What’s next? Hopefully a vaccine, in person graduation and job. In a perfect world I would be buying a one-way ticket to New York City to work for the New York Times. I would be setting up my tiny apartment with a random roommate and eating as much one dollar pizza as I could. In this non-perfect world, I will be applying to journalism jobs all over the country until something sticks (hopefully in New York). I’ll move in with my family to save some money for whenever the right opportunity does come along. I’ll probably take my dog on a lot of walks, visit my friends who will be scattered around the country as soon as it’s safe to do so, and look back on my time at SLU fondly.

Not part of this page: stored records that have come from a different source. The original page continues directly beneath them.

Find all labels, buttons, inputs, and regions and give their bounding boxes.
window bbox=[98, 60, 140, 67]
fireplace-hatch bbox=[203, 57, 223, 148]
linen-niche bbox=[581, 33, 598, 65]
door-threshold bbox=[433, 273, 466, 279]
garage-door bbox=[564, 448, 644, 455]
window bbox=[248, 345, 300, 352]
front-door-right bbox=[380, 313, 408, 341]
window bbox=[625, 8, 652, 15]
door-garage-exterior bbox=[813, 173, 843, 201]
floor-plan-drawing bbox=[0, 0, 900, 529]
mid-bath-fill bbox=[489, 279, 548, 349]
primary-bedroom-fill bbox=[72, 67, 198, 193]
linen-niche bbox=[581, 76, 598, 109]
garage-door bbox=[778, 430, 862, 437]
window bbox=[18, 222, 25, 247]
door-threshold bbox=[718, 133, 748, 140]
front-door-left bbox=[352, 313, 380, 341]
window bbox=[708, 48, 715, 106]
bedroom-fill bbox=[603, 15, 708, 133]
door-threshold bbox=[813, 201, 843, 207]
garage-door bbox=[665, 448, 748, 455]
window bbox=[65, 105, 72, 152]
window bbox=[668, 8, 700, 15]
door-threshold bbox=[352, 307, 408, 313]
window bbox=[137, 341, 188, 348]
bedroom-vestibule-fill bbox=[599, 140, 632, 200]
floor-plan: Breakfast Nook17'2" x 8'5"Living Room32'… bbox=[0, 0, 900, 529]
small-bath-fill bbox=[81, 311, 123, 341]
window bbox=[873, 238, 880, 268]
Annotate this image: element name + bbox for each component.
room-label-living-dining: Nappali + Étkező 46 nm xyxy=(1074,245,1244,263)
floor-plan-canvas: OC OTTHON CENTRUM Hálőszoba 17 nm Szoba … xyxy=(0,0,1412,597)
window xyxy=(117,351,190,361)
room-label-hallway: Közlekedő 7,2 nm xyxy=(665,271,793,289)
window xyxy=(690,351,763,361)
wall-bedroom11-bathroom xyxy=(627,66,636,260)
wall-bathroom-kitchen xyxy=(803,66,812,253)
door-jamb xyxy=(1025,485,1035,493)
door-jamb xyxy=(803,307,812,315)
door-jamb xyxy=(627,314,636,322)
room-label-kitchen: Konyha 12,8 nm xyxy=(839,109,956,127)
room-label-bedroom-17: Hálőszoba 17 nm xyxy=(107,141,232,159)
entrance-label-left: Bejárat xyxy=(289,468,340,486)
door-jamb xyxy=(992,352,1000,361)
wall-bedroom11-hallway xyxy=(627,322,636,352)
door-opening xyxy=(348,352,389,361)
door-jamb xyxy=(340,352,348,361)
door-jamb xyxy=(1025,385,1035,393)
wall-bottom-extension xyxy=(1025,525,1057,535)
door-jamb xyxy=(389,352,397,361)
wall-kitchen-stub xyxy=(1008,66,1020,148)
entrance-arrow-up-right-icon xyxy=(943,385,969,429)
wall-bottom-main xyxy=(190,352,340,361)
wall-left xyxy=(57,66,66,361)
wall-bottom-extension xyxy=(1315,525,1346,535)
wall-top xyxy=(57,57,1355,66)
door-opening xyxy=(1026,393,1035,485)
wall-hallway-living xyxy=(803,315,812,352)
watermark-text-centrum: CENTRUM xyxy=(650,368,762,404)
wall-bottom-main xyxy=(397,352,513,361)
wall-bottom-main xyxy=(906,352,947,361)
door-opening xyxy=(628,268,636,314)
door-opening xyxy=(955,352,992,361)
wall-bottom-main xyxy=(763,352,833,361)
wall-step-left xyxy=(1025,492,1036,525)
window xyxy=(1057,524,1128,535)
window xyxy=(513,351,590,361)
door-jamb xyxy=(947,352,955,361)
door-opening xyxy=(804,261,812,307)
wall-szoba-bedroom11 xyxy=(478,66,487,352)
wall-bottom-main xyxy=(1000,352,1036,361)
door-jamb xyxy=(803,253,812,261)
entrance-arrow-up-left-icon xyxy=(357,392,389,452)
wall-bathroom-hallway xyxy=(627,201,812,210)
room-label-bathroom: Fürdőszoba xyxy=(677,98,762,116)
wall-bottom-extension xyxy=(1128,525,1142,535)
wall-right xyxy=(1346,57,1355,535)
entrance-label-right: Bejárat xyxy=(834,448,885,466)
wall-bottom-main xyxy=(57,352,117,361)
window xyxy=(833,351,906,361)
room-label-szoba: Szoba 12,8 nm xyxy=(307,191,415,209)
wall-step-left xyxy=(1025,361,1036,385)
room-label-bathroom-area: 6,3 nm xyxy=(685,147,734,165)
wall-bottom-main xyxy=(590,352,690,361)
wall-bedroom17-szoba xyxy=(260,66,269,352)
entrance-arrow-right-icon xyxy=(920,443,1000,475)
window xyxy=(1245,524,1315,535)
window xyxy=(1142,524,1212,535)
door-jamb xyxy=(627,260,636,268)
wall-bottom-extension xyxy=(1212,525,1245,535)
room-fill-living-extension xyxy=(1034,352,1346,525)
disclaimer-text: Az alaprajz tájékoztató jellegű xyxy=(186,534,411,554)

There is a misconception that we have to have the next best thing figured out before we have even finished the stage of life we are currently in. If the past year has taught me anything, it’s to live in the moment we currently have and take things one step at a time. I’ll still be looking at Manhattan real estate and applying to jobs like a mad woman, but I’m okay with where I’m at. It was a series of a few wrong fits to the right fit with my major. I am approaching life the same way these days.
Thank you, Communication, for being my perfect match these past four years. Thank you for all the lessons you taught me in the classroom, but more importantly, thank you for teaching me the important lesson of knowing that it might take a few imperfect fits, a few moments of stalling—even a wrong turn or two—to get to whatever my next perfect fit looks like.